If your company has a tight budget and tries to cut corners too often, remind managers about past IT projects that actually cost the company more money because they didn't want to invest the necessary capital to do the job right the first time. The economy seems to be getting better and IT budgets are getting larger, but you still must have the skills to convince your boss to invest in IT to increase the productivity of employees in the company.
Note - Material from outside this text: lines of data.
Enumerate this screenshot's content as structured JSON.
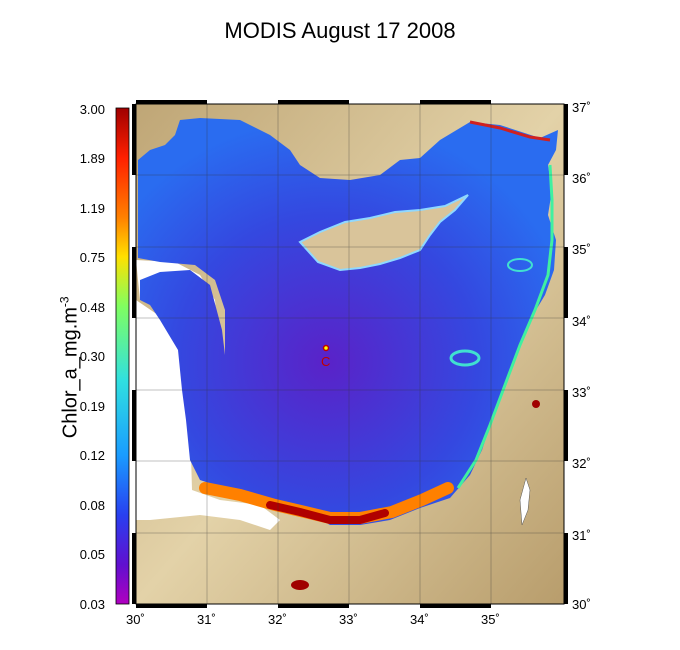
{
  "title": "MODIS August 17 2008",
  "colorbar": {
    "label": "Chlor_a_mg.m",
    "label_exponent": "-3",
    "ticks": [
      "3.00",
      "1.89",
      "1.19",
      "0.75",
      "0.48",
      "0.30",
      "0.19",
      "0.12",
      "0.08",
      "0.05",
      "0.03"
    ],
    "colors": [
      "#c00000",
      "#ff3000",
      "#ff8000",
      "#ffd000",
      "#ffff00",
      "#80ff80",
      "#40e0d0",
      "#20a0ff",
      "#2060ff",
      "#4020e0",
      "#8000c0",
      "#b000d0"
    ]
  },
  "map": {
    "lon_ticks": [
      "30˚",
      "31˚",
      "32˚",
      "33˚",
      "34˚",
      "35˚"
    ],
    "lat_ticks": [
      "37˚",
      "36˚",
      "35˚",
      "34˚",
      "33˚",
      "32˚",
      "31˚",
      "30˚"
    ],
    "station_label": "C",
    "colors": {
      "sea": "#3d5ce8",
      "land": "#d9c49a",
      "nodata": "#ffffff",
      "coastal_high": "#c01010"
    }
  }
}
Tip: Running APC PowerChute 6.x Business Edition? Upgrade to 7.x
We're in the process of upgrading all our clients to the latest version of Symantec Norton AntiVirus (NAV)--NAV 10.0. The NAV 10.0 installation process requires that you reboot the server several times. During the reboot, the computer appeared to hang during the "Applying computer settings" boot message. At first, we thought it was a conflict with the NAV 10.0 software and possibly one of the critical updates. To troubleshoot the problem, we used the guidance from the Microsoft article " How to troubleshoot startup problems in Windows Server 2003" (http://support.microsoft.com/kb/325375). We booted the server into Safe mode and disabled each service individually. When we disabled the American Power Conversion (APC) UPS Powerchute services, the server started up normally. The Powerchute software will gracefully shut down a server connected to an APC UPS when a power failure occurs. The software also monitors the quality of the power entering the UPS and logs major power events. We initially thought that there was a conflict with NAV 10.0 and the Powerchute software. We did a little more research and found the answer here. If you run APC Powerchute Business Edition 6.x after July 27, 2005, it will cause serious problems with your servers because the Sun Microsystems Java Runtime Environment (JRE) expires on that date. You must upgrade to Powerchute 7.x as soon as possible. You might get your server to boot, but at one client location it took 45 minutes on a relatively fast (2.0GHz) server. In addition to the slow-booting problem, we had one client's Symantec Backup Exec backup tape drive go offline because of the Powerchute software. As soon as we upgraded the server to Powerchute 7.x, the backup ran fine. Save yourself some grief and troubleshooting time and upgrade to Powerchute 7.x as soon as possible.